Regression deserializing a subclassed source

Question

Regression deserializing a subclassed source

pchanial opened this issue 2 years ago · comments

The following code works correctly when cythonization is disabled:

from apischema import deserialize

@dataclass
class Foo:
    bar: str

class MyDict(dict):
    pass

data = MyDict({'bar': 'baz'})
expected = Foo(bar='baz')
actual = deserialize(Foo, data)

Cythonization triggers an LSP violation: the last line fails with the error:

_ _ _ _ _ _ _ _ _ _ _ _ _ _ _ _ _ _ _ _ _ _ _ _ _ _ _ _ _ _ _ _ _ _ _ _ _ _ _ _ _ _ _ _ _ _ _ _ _ _ _ _ _ _ _ _ _ _ _ _ _ 
apischema/utils.py:400: in wrapper
    return wrapped(*args, **kwargs)
apischema/deserialization/__init__.py:896: in deserialize
    return deserialization_method(
apischema/deserialization/methods.pyx:463: in apischema.deserialization.methods.SimpleObjectMethod.deserialize
    cpdef deserialize(self, object data):
apischema/deserialization/methods.pyx:464: in apischema.deserialization.methods.SimpleObjectMethod.deserialize
    return SimpleObjectMethod_deserialize(self, data)
_ _ _ _ _ _ _ _ _ _ _ _ _ _ _ _ _ _ _ _ _ _ _ _ _ _ _ _ _ _ _ _ _ _ _ _ _ _ _ _ _ _ _ _ _ _ _ _ _ _ _ _ _ _ _ _ _ _ _ _ _ 

>   data2: dict = data
E   TypeError: Expected dict, got MyDict

apischema/deserialization/methods.pyx:912: TypeError

Joseph Perez · Answer 1 · Mon Feb 07 2022 04:11:06 GMT+0800 (China Standard Time)
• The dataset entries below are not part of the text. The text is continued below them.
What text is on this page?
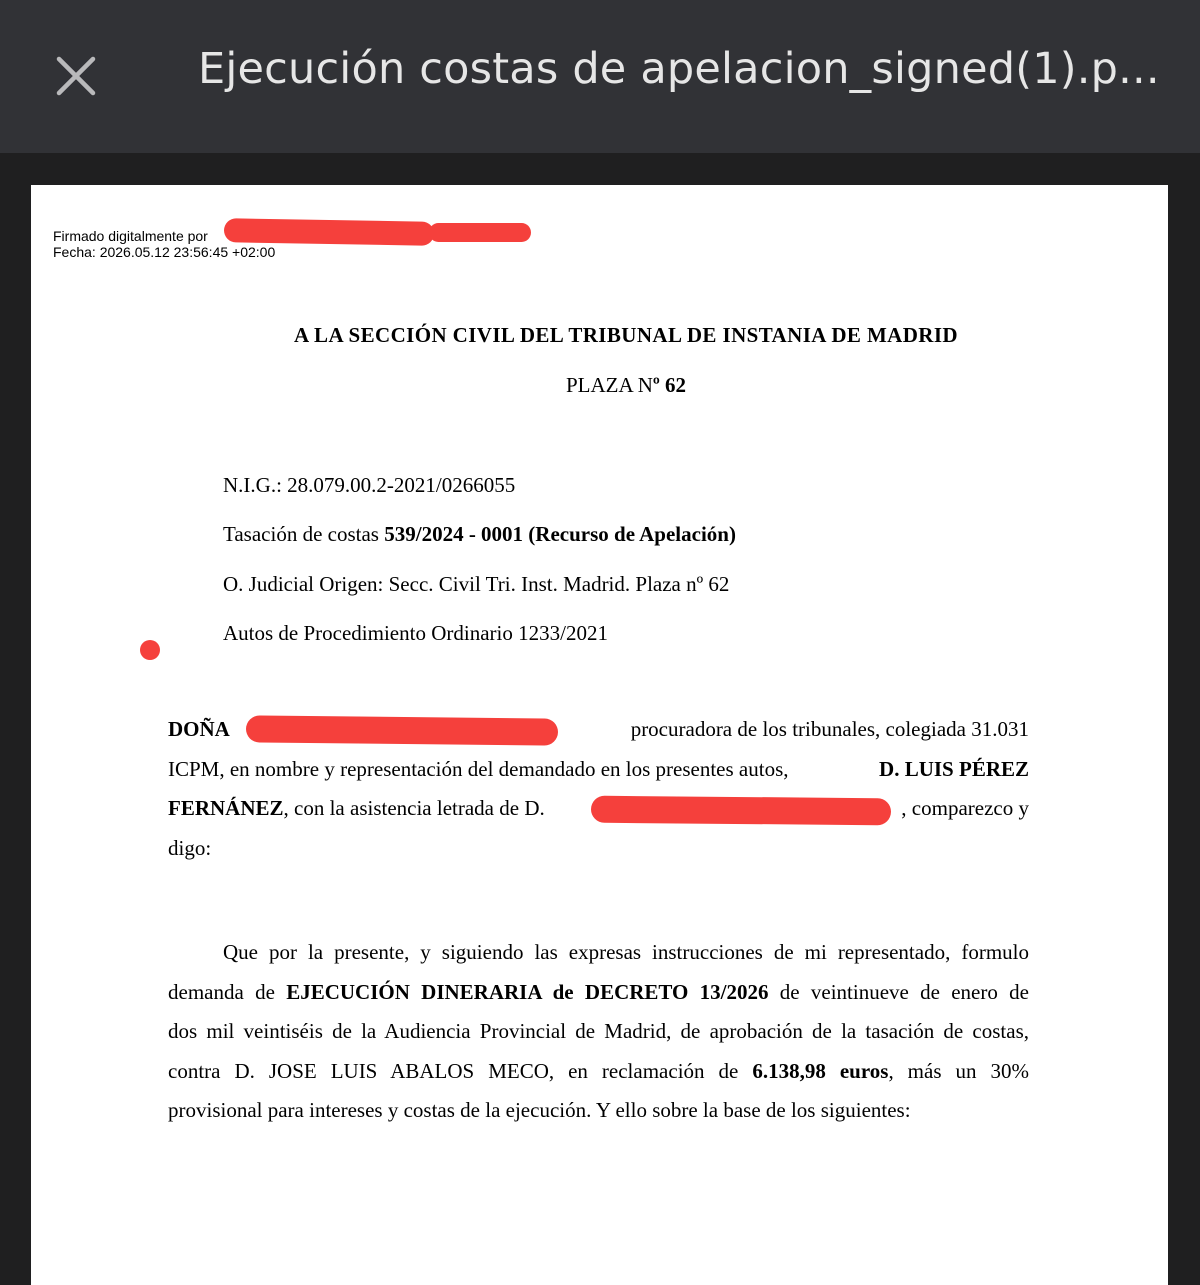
Ejecución costas de apelacion_signed(1).p...
Firmado digitalmente por
Fecha: 2026.05.12 23:56:45 +02:00
A LA SECCIÓN CIVIL DEL TRIBUNAL DE INSTANIA DE MADRID
PLAZA Nº 62
N.I.G.: 28.079.00.2-2021/0266055
Tasación de costas 539/2024 - 0001 (Recurso de Apelación)
O. Judicial Origen: Secc. Civil Tri. Inst. Madrid. Plaza nº 62
Autos de Procedimiento Ordinario 1233/2021
DOÑA	procuradora de los tribunales, colegiada 31.031
ICPM, en nombre y representación del demandado en los presentes autos,	D. LUIS PÉREZ
FERNÁNEZ, con la asistencia letrada de D.	, comparezco y
digo:
Que por la presente, y siguiendo las expresas instrucciones de mi representado, formulo
demanda de EJECUCIÓN DINERARIA de DECRETO 13/2026 de veintinueve de enero de
dos mil veintiséis de la Audiencia Provincial de Madrid, de aprobación de la tasación de costas,
contra D. JOSE LUIS ABALOS MECO, en reclamación de 6.138,98 euros, más un 30%
provisional para intereses y costas de la ejecución. Y ello sobre la base de los siguientes:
I'd indeed use Cython cast to builtin type in order to improve performance, as builtin operations can be optimized. For example, in operator used for object deserialization can use PyDict_Contains instead of PySequence_Contains (this one calling PyDict_Contains using a function pointer).

However, following your issue, I've made a quick benchmark, and the result was surprising: adding the cast (with an additional variable) is in fact slower for small lists (but it's better as expected for bigger lists). That's why I've finally removed this cast.

Joseph Perez · Answer 2 · Mon Feb 07 2022 04:15:38 GMT+0800 (China Standard Time)

@pchanial By the way, could you give more details about your use case with buitin subtypes?

Pierre Chanial · Answer 3 · Mon Feb 07 2022 18:25:38 GMT+0800 (China Standard Time)

Thanks for the quick fix. We were just emulating PEP 584 in some unit tests on a Python 3.8 environment, but there could be less trivial other use cases, such as relying on defaultdict, Counter or OrderedDict.
Btw, it would be great to make public some benchmarks internal to apischema so that contributors could check performance regressions.

Joseph Perez · Answer 4 · Mon Feb 07 2022 19:35:18 GMT+0800 (China Standard Time)

I don't think defaultdict would be a good idea because deserialization uses in operator, but PEP 584 emulation is indeed an understandable use case.

Btw, it would be great to make public some benchmarks internal to apischema so that contributors could check performance regressions.

Benchmark is not a trivial things, and apischema's one is just here to give a rough estimation of the relative performance in comparison to alternatives. But it's really poor and not reliable if you want some precise results, like tracking performance regressions.
I don't have any other benchmark available for the moment, but I don't think it matter a lot. If a performance regression is introduced, I think it will be visible directly in the code, as apischema performance mostly comes from algorithmic optimization.

Pierre Chanial · Answer 5 · Tue Feb 08 2022 08:33:00 GMT+0800 (China Standard Time)

Out of curiosity, why does the deserializer use the in operator?